França: de novo o abismo

Como pode um país lançar-se voluntariamente ao abismo? Não é tarefa fácil perceber, mas, como sabemos da História, a França não receia revoluções. Está tecnicamente falida (mas recusa-se a admiti-lo), possui uma situação social fragilizada por uma imigração que não se integra e encontra-se envolvida em conflitos geoestratégicos que podem desembocar em guerras mundiais. E, no entanto, caminha alegremente para o caos político. O problema para os outros países europeus é que esta aventura francesa vai, inevitavelmente, implicar com o seu destino. Por isso, é também legítimo perguntar: como pode um fundador de uma associação de países – que nasceu para melhorar a situação dos seus membros – colocar em risco essa força colectiva? Porque é isso mesmo que está em jogo. O que se irá passar? Sabemos que o futuro nunca deixará de nos surpreender. Mas será que do passado poderemos tirar algumas ideias que expliquem o que está em causa?

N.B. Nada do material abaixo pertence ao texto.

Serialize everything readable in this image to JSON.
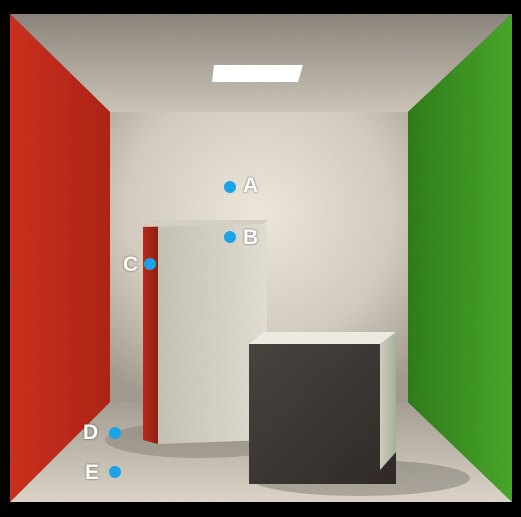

Na pátria do racionalismo, seria de esperar que a emoção se submetesse à razão. Mas no caso da França, a oportunidade para uma boa luta é algo que não se quer perder, mesmo que os objectivos não sejam claros, que não existam forças próprias consequentes ou que não sejam considerados os riscos. Como diziam os romanos quando por lá andavam a criar o seu Império nascente, os celtas que habitavam no que hoje é a França, pareciam galos a lutar, qualificativo que ainda hoje honra os herdeiros de Astérix. Esta singularidade, que alia a procura de grandeza e a combatividade, marcará para sempre as tribos que se vão suceder no centro do Continente Europeu, amarrando os seus dirigentes ao cumprimento desses desígnios. Para o bem e para o mal, em França, os líderes cuja percepção pública fica abaixo das expectativas, acabam por ser confrontados pela revolução.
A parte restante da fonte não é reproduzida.